Does anyone have an idea why pfsense would want to start such a mass of DNS requests?
Do you have a large number of aliases with FQDNs in them? Those will all be resolved when the ruleset is generated.
You mean at Firewall>Aliases?
Only ten IP Aliases. That shouldn't be the problem, I guess.
But do they have a lot of FQDNs in them? They are all resolved when the ruleset is generated which can make a lot of connections in a short time.
No, only IP addresses, and not more than 20 each.
Hmm, well you could turn up the logging in Unbound to see what is being resolved. You might need to expand the log size if it's a lot of things.

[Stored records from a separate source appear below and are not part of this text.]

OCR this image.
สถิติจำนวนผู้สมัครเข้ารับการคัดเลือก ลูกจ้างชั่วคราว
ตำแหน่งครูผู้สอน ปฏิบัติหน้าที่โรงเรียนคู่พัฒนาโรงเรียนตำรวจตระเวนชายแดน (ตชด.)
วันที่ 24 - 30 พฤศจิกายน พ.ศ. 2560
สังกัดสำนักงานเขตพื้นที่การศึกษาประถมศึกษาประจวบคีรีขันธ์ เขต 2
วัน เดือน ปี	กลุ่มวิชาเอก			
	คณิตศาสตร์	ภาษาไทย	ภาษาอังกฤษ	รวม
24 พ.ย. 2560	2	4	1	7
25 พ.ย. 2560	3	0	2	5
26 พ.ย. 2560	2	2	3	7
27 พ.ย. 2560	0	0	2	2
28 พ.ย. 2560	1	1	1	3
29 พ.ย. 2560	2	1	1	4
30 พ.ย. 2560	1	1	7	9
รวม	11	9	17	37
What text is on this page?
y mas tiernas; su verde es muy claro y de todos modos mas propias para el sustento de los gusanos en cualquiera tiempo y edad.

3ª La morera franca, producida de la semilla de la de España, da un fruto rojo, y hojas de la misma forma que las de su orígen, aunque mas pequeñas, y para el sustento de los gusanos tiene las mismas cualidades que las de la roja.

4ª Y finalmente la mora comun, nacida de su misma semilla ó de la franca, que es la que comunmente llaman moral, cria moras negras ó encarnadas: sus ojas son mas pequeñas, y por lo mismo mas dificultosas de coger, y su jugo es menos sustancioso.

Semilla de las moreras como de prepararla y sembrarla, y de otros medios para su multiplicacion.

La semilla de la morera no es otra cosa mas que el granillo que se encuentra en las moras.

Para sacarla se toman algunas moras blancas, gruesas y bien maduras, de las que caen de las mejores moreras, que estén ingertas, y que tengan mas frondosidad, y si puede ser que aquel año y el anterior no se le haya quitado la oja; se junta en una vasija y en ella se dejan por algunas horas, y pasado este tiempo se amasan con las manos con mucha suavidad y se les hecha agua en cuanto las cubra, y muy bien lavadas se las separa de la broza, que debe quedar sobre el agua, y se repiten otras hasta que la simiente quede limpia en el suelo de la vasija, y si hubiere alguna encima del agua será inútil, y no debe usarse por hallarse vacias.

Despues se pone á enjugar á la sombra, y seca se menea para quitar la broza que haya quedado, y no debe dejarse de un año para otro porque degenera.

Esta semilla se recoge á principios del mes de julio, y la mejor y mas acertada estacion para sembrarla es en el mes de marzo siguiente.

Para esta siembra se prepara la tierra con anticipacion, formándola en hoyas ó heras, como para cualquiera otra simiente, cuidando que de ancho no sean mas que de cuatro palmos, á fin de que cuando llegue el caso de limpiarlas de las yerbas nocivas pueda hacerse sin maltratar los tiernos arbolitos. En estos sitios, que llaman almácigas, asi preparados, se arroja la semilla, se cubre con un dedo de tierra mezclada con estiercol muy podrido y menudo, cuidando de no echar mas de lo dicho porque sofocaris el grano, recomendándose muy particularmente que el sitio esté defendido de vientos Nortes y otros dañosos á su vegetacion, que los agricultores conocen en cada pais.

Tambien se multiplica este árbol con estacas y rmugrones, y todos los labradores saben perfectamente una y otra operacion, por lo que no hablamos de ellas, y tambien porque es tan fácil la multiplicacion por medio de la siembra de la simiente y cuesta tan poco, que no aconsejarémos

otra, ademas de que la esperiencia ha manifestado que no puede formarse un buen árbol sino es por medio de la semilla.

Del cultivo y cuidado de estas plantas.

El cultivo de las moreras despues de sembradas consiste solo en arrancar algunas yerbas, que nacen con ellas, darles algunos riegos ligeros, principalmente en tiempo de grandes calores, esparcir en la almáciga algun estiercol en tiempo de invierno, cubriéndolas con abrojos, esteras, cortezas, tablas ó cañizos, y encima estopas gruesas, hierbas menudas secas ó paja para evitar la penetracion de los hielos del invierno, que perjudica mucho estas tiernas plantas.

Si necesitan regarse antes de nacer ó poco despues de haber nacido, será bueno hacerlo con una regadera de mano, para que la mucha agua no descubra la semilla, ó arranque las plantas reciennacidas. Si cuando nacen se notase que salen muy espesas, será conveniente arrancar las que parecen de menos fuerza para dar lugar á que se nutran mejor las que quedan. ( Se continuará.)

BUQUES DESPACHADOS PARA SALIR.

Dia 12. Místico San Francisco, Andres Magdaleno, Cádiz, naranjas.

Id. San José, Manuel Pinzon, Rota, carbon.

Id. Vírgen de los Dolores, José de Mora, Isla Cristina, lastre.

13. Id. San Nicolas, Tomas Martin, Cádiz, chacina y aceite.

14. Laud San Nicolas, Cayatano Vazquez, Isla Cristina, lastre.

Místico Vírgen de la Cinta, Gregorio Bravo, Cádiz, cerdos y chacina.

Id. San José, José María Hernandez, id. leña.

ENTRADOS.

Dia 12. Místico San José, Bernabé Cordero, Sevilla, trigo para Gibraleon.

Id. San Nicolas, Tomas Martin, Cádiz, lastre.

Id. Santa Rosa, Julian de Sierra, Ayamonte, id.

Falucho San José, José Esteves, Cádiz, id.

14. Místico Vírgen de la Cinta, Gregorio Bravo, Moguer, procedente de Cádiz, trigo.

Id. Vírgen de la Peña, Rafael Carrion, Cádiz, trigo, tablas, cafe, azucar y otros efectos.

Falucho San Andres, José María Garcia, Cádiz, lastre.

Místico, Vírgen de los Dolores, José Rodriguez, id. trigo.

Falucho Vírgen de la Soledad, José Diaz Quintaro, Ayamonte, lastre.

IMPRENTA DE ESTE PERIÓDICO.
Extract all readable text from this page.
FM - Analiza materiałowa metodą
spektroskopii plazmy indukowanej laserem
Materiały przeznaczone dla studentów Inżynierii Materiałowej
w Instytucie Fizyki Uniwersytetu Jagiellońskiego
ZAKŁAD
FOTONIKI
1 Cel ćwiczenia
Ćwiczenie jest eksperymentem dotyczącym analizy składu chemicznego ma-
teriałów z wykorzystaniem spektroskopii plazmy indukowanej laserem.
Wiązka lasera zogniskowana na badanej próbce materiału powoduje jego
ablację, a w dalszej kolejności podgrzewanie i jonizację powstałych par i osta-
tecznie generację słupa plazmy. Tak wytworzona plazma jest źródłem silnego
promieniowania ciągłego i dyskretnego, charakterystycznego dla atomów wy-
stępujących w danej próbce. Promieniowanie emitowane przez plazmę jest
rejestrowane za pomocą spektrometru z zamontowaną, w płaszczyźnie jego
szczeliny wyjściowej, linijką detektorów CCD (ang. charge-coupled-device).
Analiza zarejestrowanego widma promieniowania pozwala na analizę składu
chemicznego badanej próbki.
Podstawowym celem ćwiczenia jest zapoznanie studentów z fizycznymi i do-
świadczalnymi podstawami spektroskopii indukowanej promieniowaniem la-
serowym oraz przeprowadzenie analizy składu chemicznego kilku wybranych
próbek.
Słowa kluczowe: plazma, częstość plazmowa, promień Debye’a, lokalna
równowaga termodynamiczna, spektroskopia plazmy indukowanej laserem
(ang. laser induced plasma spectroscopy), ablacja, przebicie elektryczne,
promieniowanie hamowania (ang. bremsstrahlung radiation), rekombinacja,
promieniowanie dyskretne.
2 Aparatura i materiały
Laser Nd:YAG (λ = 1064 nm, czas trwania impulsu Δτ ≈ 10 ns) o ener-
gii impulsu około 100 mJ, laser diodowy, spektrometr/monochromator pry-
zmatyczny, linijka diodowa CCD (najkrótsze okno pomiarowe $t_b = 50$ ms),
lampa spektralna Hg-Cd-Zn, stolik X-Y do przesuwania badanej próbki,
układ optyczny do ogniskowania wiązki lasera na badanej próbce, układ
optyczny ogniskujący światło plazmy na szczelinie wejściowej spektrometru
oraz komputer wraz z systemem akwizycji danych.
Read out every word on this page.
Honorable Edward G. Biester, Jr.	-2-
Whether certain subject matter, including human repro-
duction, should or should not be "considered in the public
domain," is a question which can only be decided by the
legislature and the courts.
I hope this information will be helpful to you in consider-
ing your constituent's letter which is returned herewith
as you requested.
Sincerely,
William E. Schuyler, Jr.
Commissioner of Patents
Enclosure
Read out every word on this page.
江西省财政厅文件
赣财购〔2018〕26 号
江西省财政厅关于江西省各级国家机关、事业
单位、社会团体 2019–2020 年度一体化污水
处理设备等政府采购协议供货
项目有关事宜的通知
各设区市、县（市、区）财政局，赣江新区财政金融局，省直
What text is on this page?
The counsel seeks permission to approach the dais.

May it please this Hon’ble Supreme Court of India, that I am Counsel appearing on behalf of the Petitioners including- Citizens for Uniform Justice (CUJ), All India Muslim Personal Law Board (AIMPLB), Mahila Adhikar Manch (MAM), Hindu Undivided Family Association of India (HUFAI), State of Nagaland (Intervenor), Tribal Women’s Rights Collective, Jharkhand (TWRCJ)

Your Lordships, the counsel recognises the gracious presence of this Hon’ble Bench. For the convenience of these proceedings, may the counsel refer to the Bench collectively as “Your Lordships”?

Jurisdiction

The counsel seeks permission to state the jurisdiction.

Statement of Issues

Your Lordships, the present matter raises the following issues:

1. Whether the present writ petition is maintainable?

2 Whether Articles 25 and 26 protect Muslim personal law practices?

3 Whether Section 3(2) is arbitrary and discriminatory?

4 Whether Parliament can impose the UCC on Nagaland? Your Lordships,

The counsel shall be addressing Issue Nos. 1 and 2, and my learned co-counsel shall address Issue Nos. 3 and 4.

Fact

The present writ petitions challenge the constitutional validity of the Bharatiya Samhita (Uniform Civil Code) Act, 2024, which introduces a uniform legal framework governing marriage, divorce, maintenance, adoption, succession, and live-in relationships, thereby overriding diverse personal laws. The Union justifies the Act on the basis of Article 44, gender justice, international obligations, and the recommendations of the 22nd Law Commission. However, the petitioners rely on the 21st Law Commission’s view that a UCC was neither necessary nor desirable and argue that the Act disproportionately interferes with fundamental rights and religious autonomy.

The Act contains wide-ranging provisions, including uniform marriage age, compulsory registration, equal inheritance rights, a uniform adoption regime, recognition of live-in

"Turning up logging" means switching to "Raw display"?
Well, I did another attempt this morning and it seems to work for the time of being.
It seems that, during the last attempt, DHCP registration had accidentally been active. I disabled it immediately upon noticing it, but it probably was too late.
You can set Ubounds log level in the advanced tab. If you set it to level 3 or higher you can see the queries made against it so you would see whatever it is resolving initially.